The newly elected Bethel City Council changed the way it handles ethics complaints and discussed a new city position this week. Ethics, dog catching, and code enforcement filled the rest of Tuesday night for Bethel City Council.
Council passed an overhaul of the city’s code of ethics that was introduced by former council member Leif Albertson. A few months ago, council members filed three back-to-back ethics complaints against each other. There were no findings, and the ethics hearings happened behind closed doors. At the end of all that, council members agreed that this way of dealing with ethics complaints was flawed.
“I think our BMC Code is really badly written,” said council member Perry Barr after those meetings. “You almost need a law degree to understand the code and interpret it the way it should be interpreted.”

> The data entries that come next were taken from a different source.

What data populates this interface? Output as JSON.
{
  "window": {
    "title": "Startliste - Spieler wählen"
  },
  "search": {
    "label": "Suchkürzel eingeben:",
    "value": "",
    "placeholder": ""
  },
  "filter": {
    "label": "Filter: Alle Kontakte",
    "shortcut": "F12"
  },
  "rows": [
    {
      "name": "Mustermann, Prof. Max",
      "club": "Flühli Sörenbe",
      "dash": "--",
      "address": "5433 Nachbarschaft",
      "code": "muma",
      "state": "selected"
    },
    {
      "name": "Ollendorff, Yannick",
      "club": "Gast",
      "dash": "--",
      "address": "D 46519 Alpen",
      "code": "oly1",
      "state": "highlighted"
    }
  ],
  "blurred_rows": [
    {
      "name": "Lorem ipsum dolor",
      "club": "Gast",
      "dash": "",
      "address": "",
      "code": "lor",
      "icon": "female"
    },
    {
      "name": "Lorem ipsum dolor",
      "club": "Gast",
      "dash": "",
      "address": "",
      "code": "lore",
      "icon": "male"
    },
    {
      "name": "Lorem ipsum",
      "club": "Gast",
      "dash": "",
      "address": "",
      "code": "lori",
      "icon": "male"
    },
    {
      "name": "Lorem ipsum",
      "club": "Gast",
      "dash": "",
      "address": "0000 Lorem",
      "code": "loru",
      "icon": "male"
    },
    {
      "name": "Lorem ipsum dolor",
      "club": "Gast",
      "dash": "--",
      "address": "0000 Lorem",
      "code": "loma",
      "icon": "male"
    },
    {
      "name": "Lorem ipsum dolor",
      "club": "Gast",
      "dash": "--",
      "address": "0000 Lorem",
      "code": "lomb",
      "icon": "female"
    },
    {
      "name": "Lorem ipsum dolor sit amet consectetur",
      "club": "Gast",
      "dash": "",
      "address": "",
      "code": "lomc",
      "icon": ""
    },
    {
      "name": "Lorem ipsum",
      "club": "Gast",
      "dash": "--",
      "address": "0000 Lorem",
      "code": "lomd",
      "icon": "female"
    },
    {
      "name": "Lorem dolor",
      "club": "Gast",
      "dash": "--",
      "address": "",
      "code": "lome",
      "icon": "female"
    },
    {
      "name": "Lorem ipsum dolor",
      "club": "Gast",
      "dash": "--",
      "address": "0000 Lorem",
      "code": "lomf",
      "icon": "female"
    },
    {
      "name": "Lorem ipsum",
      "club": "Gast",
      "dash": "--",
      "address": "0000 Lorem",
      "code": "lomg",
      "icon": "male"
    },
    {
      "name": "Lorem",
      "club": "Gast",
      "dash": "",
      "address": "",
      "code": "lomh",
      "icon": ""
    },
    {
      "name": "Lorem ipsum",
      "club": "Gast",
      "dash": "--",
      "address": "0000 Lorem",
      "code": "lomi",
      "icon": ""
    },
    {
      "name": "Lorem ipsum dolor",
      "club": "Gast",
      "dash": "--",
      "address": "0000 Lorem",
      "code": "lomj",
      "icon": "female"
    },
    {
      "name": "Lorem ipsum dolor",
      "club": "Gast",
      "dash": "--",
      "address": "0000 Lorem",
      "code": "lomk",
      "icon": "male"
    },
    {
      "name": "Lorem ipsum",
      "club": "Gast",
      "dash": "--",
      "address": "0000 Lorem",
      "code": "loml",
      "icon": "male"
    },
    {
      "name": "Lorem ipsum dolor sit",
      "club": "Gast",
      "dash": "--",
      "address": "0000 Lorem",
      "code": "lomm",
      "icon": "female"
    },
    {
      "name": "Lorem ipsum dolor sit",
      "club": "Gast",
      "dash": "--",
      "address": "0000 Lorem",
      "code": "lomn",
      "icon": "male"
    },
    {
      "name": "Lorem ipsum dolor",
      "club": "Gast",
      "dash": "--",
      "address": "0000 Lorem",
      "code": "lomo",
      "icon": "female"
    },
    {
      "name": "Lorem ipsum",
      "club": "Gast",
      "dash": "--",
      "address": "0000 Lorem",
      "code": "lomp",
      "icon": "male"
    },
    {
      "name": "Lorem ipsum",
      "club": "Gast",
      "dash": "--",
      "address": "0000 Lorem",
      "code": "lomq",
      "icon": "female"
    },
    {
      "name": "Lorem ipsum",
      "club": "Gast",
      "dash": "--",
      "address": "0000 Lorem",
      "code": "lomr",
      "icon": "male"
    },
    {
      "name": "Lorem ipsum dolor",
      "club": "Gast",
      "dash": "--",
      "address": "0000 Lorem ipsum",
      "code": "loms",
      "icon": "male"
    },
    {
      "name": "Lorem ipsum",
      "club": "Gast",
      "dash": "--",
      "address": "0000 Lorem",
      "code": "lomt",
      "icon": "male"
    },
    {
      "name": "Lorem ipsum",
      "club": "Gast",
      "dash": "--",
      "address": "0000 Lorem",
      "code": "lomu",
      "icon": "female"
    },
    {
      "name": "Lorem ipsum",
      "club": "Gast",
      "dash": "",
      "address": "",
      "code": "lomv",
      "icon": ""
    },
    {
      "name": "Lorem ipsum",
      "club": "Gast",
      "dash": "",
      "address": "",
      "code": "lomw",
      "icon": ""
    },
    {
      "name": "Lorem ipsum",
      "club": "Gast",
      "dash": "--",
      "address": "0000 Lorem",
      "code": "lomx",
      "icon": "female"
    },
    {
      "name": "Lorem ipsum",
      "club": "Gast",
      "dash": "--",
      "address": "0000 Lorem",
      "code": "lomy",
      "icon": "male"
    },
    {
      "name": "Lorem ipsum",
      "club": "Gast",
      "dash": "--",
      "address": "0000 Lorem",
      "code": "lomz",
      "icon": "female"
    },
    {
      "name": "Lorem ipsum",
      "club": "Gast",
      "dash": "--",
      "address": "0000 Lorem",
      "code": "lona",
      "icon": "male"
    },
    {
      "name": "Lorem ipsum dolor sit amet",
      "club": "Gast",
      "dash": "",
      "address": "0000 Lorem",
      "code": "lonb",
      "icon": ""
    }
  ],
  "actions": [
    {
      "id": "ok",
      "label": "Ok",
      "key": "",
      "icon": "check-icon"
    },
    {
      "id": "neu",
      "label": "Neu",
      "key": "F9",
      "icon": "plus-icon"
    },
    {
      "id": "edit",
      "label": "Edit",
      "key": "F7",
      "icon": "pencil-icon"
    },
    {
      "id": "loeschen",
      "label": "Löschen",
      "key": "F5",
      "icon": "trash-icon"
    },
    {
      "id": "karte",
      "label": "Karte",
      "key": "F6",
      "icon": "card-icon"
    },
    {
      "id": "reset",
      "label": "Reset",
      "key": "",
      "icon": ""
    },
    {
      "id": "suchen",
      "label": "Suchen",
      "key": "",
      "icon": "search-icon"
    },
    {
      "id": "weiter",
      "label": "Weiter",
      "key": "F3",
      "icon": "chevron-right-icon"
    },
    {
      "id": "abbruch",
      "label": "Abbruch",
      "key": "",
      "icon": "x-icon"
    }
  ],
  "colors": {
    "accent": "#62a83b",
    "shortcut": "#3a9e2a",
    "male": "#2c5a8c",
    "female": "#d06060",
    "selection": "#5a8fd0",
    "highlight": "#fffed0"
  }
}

In the old system, council members judged each other in ethics hearings. Barr said that at times, council members didn’t even know what they were allowed to say. In the new system, each ethics complaint will go to an ethics hearing examiner with some legal expertise. This person will start by reviewing whether there’s enough evidence for a valid complaint. If the complaint is valid, it will go to a board of ethics, comprised of volunteers like in other city committees, and the hearing will be held in public.

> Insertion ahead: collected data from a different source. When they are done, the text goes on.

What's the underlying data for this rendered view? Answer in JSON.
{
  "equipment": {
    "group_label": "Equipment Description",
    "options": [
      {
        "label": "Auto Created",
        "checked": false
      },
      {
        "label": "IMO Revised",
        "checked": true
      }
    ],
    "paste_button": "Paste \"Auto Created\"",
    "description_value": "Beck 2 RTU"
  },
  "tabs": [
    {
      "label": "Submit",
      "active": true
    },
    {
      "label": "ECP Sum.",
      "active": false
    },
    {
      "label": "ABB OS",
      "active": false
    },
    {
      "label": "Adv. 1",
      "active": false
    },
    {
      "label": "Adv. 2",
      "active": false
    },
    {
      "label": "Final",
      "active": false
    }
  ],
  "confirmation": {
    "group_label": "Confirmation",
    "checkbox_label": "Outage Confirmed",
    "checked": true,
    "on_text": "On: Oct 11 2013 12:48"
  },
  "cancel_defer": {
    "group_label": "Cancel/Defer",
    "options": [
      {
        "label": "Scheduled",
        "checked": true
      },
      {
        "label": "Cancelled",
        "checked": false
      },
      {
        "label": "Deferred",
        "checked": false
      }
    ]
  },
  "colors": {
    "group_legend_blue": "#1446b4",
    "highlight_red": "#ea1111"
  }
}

Next, council went to work on creating a new city job: half dog-catcher and half code-enforcer. Acting city manager Bill Howell had some concerns about funding, now that the city has restricted alcohol sales.
“We just lost a half a million dollars in revenue, maybe more. What positions or what services do you want to cut to afford this?” Howell asked.
Council member Perry Barr suggested that dog fines and code-breaking fines could help to fund the position.
The city council will continue discussion of the new position at the next regular meeting on Oct. 22.